A major decision was just handed down this week when Florida’s Supreme Court upheld the state’s controversial drug possession statute. The case, Florida v. Luke Jarrod Adkins, was a closely watched one as the implications for defendants across the state was great. In a 5-2 ruling, the court upheld a law that says defendants arrested with drugs are presumed to have known that what they had was illegal. Moreover, if the defendant claims ignorance, then the law mandates that they must prove that to the jurors.
The decision means that Florida’s definition of drug possession does not require “knowledge” of the illegality of the action, putting Florida in a very small group of states. In fact, at least 48 other states require prosecutors to prove to the jury that the defendant knew they were carrying illegal drugs. The law says that prosecutors still must prove that the defendant was in possession of something, they just don’t have to show that the defendant knew what he had was illegal.
The Supreme Court took the case after a state circuit judge in Manatee County threw out 46 drug possession cases, saying they were at odds with a lower federal court’s opinion finding the law unconstitutional. However, lower federal court decisions are not binding on state courts and the issue was appealed directly to the high court.
Critics of the law argue that it violates basic federal constitutional protections and runs totally counter to the notion that defendants are innocent until proven guilty. Justice James Perry voiced a vigorous opposition to the ruling, saying, “I cannot overstate my opposition to the majority’s opinion. In my view, it shatters bedrock constitutional principles and builds on a foundation of flawed common sense.”
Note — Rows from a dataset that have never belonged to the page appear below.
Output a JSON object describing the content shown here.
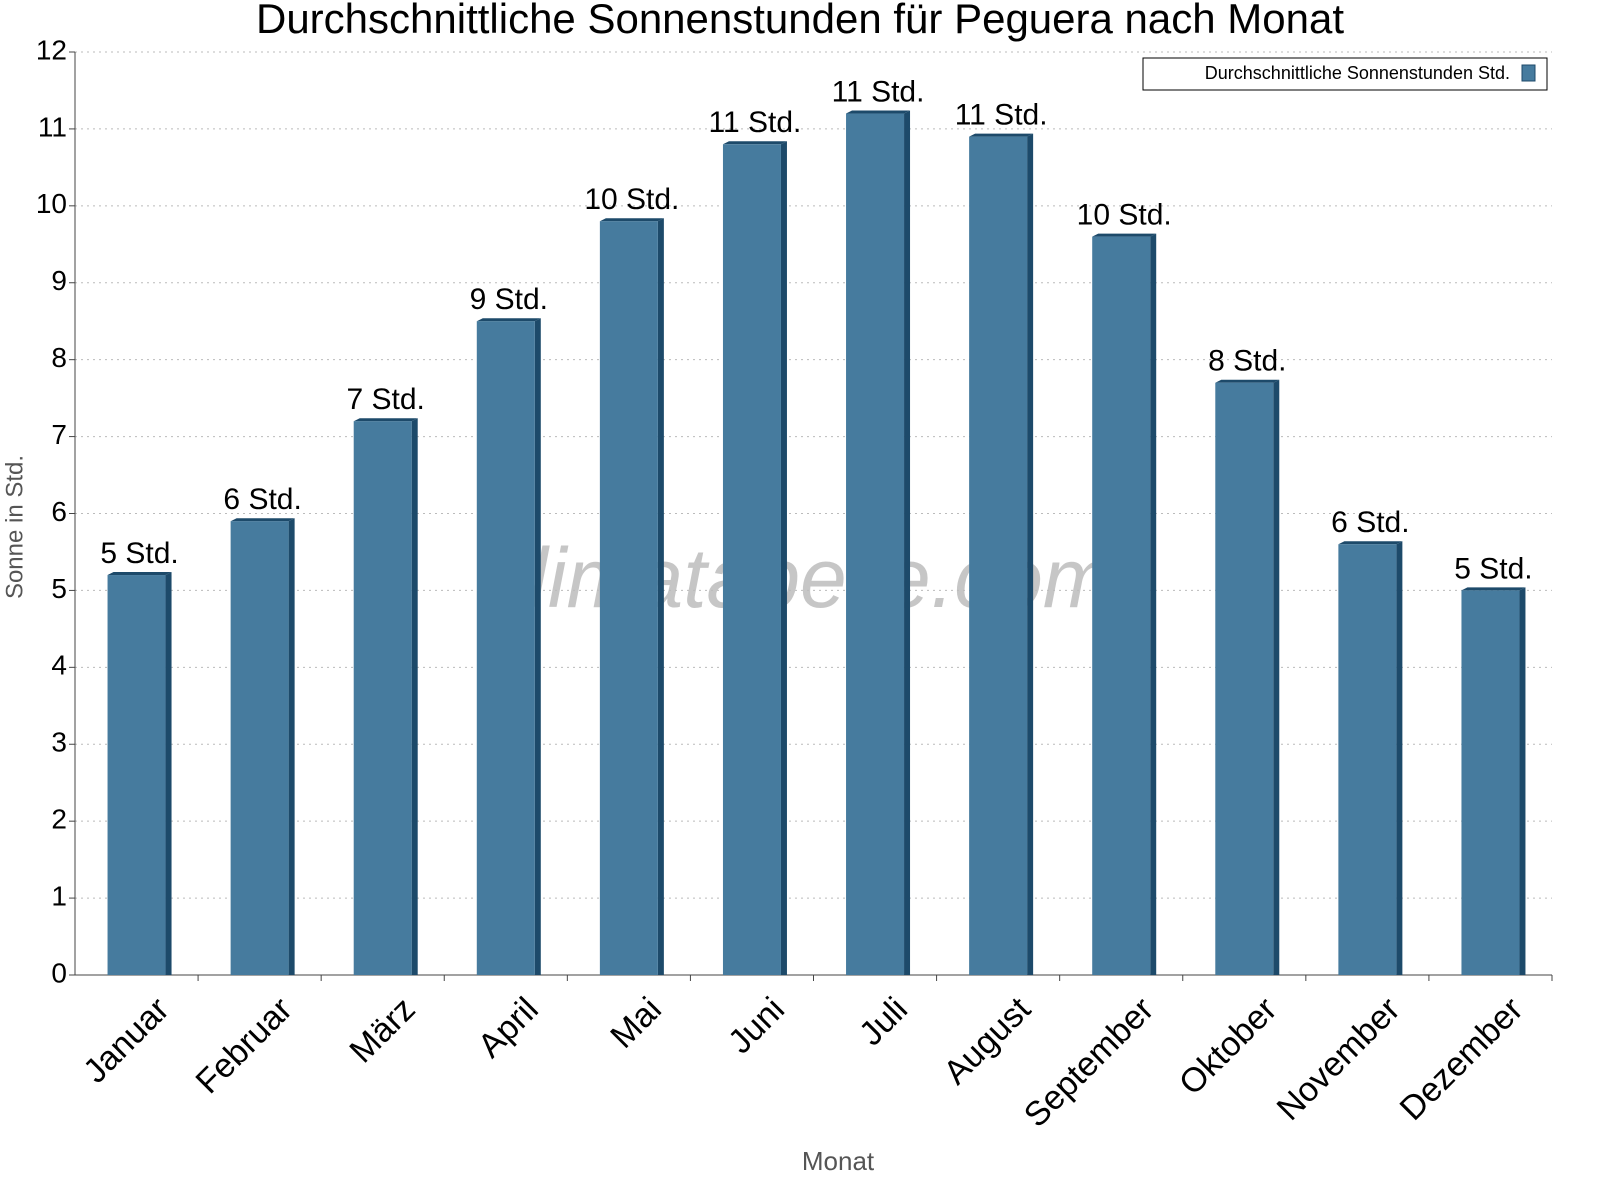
{
  "chart_data": {
    "type": "bar",
    "title": "Durchschnittliche Sonnenstunden für Peguera nach Monat",
    "watermark": "klimatabelle.com",
    "x_label": "Monat",
    "y_label": "Sonne in Std.",
    "categories": [
      "Januar",
      "Februar",
      "März",
      "April",
      "Mai",
      "Juni",
      "Juli",
      "August",
      "September",
      "Oktober",
      "November",
      "Dezember"
    ],
    "series": [
      {
        "name": "Durchschnittliche Sonnenstunden Std.",
        "color": "#467b9e",
        "values": [
          5.2,
          5.9,
          7.2,
          8.5,
          9.8,
          10.8,
          11.2,
          10.9,
          9.6,
          7.7,
          5.6,
          5.0
        ],
        "value_labels": [
          "5 Std.",
          "6 Std.",
          "7 Std.",
          "9 Std.",
          "10 Std.",
          "11 Std.",
          "11 Std.",
          "11 Std.",
          "10 Std.",
          "8 Std.",
          "6 Std.",
          "5 Std."
        ]
      }
    ],
    "ylim": [
      0,
      12
    ],
    "yticks": [
      0,
      1,
      2,
      3,
      4,
      5,
      6,
      7,
      8,
      9,
      10,
      11,
      12
    ],
    "grid": true,
    "legend": "top-right"
  }
}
Because of the current conflict that exists between the Florida Supreme Court and the lower federal court, a final word will not be heard on the issue unless and until the U.S. Supreme Court weighs in. The current president of the Florida Association of Criminal Defense Lawyers said he believes one of the cases will be appealed to the Supreme Court. He said the decision violates the bedrock of criminal law in that it does not require criminal intent be shown.